In the end, it's best to navigate an area like the Abacos with your eyes wide open and with a little technology by your side. Yes, I know, there are plenty of old salts who throw out a lead-weighted line
with a dab of peanut butter on the end and claim that this system works perfectly. The line
tells them the depth and the sticky peanut butter tells them if the bottom is sand, clay, rock, or grass. For those of us who don't want to spend the day yelling, "Mark Twain!," there's always technology. A depthsounder is for all you number-crunchers out there and, for those of us who would rather have pictures, there are fish finders
|"On our first night out, we re-anchored three times because I was convinced that the fish finder was indicating a steeply-banked shallow bottom directly in front of the boat."|
I have to admit that we went a little overboard when we bought our fish finder. We were so excited that we could buy an Interphase probe with a forward-looking sonar that we didn't really think about the realities of using this instrument while sailing. On our first night of anchoring (in the middle of a storm, of course), we re-anchored three times because I was convinced that the fish finder was indicating a steeply-banked shallow bottom directly in front of the boat. What if the wind shifted and we grounded during the night? After we anchored the third time, we discovered that the fish finder was either telling us where our mass of anchor
chain was (directly in front of us) or the side lobe interference was causing it to read incorrectly. Exhausted, we finally fell into berth and slept soundly until morning. Now we know that we should have turned off the forward-looking sonar feature that night, but we thought it was so cool that we let it confuse us for another three months before we turned it off for good. We did enjoy having a fish finder rather than a depth sounder, though, because the picture really was worth a thousand words. If the bottom was getting shallower, its contour came up dramatically on the fish finder, which was great for reinforcing the information at hand.
Another feature of our fish finder was that it worked as a GPS
repeater. Since our GPS
unit was down in the cabin, the repeater came in handy. We could access our latitude, longitude, direction to a waypoint, and our track (course-over-ground) to that waypoint without leaving the cockpit. Thus, we could keep our main GPS unit snug and dry at the nav station, while captain and crew were left to brave the soft breezes and sunny days of the Bahamas.
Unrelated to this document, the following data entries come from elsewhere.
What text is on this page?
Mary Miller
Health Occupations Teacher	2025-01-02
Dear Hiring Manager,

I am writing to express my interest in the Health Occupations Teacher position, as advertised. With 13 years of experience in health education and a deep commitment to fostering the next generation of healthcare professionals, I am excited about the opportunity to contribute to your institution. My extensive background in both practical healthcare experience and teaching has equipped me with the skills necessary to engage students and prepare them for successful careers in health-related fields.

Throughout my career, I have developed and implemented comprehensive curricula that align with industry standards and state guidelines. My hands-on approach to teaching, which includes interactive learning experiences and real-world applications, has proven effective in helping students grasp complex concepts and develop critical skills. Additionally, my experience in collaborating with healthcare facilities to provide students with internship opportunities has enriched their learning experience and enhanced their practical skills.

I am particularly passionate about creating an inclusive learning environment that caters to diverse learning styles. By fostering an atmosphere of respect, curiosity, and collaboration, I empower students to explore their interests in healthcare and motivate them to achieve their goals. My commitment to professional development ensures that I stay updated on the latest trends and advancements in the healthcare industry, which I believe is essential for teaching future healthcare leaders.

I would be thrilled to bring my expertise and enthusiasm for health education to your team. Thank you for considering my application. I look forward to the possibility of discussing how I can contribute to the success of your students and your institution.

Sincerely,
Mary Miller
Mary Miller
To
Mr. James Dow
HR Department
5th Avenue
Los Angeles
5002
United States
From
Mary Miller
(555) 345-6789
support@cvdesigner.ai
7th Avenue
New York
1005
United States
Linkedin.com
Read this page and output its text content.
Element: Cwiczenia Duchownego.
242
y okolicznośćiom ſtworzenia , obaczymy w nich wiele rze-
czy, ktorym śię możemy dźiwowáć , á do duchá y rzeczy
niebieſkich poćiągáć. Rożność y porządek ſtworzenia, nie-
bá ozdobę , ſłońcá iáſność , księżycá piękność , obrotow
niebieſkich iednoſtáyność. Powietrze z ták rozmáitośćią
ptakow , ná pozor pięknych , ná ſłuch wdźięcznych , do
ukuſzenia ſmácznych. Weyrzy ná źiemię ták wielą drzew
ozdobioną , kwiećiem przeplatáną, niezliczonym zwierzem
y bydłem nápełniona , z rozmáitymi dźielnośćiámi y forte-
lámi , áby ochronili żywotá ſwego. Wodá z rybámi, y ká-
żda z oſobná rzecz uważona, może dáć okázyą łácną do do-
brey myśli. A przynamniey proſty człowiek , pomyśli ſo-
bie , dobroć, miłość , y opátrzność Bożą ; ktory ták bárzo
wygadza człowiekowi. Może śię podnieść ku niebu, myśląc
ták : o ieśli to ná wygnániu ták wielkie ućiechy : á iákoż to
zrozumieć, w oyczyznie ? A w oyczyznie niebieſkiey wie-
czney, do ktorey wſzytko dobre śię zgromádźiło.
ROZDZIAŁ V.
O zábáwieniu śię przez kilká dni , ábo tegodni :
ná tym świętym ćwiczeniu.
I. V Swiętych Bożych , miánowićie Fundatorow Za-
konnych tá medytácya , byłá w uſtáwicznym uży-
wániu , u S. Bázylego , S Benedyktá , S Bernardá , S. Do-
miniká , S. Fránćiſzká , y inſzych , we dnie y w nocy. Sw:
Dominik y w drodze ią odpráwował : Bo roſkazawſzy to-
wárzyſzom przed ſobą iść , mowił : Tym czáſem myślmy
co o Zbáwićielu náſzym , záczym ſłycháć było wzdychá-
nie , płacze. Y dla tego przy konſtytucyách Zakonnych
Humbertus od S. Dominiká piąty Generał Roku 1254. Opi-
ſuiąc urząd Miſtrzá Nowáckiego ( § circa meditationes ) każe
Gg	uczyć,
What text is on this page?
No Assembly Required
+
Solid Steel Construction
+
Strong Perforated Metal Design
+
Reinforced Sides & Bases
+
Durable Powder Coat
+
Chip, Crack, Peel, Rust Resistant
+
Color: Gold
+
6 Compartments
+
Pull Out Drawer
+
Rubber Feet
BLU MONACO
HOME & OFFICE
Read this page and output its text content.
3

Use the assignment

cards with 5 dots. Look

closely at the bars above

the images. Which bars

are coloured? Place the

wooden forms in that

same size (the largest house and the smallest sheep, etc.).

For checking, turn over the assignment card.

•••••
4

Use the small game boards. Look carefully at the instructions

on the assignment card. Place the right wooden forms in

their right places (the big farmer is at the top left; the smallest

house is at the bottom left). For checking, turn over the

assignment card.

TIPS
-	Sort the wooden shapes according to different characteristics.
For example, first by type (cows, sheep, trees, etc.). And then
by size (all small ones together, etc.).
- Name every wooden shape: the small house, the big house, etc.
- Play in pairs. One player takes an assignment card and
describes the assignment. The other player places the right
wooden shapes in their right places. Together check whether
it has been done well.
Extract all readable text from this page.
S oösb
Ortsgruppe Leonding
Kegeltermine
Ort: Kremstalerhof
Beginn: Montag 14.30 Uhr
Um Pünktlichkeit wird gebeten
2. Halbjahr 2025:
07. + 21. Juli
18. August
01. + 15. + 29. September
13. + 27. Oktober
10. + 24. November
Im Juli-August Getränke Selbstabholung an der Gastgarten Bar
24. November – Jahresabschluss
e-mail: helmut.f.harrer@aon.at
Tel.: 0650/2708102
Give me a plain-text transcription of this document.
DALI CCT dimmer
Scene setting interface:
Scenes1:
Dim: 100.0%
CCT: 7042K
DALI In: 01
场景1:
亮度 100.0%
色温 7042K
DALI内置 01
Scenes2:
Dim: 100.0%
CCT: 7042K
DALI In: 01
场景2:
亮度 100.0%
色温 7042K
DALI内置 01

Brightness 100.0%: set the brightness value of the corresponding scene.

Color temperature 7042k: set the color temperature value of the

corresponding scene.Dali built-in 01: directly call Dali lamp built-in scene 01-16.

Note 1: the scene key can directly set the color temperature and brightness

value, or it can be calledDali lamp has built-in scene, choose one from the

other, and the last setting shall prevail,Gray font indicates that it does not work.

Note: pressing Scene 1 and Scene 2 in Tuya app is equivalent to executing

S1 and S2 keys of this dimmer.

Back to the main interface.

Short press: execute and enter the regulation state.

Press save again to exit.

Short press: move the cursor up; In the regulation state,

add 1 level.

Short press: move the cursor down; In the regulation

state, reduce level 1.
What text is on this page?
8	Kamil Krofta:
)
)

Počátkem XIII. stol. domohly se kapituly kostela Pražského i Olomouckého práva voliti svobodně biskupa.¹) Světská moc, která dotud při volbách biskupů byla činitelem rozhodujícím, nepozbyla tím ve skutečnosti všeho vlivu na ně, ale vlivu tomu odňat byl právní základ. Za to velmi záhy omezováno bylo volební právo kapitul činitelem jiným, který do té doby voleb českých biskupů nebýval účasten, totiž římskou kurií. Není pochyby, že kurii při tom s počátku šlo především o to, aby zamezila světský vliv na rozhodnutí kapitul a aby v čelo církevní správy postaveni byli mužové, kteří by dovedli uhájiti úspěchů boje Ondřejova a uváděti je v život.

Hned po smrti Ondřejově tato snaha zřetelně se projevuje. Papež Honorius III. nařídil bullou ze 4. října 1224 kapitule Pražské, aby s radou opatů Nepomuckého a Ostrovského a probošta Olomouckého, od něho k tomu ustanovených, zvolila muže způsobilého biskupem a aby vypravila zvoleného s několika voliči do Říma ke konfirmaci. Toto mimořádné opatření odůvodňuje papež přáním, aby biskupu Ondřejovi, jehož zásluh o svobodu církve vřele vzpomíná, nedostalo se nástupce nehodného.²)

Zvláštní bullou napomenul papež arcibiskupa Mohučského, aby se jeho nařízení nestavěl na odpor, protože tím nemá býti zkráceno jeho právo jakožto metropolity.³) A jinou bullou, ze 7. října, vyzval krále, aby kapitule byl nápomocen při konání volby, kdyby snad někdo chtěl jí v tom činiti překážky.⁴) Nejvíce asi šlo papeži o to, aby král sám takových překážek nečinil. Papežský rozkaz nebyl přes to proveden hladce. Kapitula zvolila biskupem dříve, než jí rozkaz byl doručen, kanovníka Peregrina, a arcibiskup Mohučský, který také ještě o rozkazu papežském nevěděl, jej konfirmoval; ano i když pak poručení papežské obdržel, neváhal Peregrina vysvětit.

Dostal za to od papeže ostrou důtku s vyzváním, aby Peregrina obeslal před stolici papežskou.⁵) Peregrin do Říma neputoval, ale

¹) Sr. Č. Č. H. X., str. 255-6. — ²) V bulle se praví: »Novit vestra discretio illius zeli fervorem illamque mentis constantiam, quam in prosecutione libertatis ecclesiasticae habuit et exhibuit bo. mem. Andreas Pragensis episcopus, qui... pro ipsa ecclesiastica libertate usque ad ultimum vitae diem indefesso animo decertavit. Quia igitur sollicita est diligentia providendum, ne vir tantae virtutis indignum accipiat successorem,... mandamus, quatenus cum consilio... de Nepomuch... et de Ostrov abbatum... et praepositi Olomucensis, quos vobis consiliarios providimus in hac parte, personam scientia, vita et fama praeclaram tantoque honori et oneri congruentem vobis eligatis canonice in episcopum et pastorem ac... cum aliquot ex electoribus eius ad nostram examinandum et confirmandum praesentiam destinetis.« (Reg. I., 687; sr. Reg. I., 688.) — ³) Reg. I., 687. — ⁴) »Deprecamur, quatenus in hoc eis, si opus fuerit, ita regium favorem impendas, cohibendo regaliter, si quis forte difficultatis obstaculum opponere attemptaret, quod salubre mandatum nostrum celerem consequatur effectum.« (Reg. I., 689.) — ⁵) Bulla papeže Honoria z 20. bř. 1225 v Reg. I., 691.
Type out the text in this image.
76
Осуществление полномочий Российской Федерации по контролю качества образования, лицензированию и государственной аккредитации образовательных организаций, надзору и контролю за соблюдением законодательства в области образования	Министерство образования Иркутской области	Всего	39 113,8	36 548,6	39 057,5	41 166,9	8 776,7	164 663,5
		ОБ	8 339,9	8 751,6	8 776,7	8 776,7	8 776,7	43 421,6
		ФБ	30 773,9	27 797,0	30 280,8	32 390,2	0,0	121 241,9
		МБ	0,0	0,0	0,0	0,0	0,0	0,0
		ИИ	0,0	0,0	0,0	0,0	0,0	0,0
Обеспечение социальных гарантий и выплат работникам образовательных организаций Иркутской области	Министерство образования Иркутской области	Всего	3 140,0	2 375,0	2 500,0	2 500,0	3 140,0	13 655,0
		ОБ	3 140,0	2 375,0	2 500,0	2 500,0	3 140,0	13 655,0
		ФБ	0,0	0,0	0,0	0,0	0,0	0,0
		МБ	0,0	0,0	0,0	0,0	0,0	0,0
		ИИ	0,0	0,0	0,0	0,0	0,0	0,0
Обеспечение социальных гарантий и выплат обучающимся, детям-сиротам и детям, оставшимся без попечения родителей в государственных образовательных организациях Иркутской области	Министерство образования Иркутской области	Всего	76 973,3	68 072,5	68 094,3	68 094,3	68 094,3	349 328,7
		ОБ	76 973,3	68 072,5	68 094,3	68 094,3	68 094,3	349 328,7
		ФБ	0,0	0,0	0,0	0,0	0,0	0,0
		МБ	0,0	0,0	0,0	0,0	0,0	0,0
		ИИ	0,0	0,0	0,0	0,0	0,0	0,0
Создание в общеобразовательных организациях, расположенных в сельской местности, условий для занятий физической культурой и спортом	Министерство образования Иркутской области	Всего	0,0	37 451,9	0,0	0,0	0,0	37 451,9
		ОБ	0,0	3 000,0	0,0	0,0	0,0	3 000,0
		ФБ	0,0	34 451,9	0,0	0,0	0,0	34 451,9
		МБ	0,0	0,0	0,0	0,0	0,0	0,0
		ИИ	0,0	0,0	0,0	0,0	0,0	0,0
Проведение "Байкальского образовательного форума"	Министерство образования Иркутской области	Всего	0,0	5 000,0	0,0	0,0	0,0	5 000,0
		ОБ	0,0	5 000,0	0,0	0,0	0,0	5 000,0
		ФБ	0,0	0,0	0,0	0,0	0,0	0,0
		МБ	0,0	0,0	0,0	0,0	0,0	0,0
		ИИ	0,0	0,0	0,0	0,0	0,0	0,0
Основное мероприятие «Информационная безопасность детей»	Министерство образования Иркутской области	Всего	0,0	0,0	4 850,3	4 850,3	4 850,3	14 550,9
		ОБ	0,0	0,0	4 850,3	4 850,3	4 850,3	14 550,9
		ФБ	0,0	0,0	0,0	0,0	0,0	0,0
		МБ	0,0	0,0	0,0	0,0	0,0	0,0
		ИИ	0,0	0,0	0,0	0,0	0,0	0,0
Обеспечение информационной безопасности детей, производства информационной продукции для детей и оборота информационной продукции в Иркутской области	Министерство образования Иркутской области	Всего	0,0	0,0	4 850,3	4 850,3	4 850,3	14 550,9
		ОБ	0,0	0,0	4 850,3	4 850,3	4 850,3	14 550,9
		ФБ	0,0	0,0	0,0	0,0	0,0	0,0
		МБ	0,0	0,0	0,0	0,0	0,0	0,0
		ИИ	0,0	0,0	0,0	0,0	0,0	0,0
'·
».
The old saying not to rely on one means of navigation holds true, especially when negotiating shoal waters. What the eyes see isn't the only story, and is likely to present a ball-park figure when it comes to determining depth. In the same way, what the depth sounder reads can also be subject to various distorting factors. A cool head and cross refrencing both with what you see and what your instruments read is necessary to keep your boat in safe water and your cruise from winding up on the beach.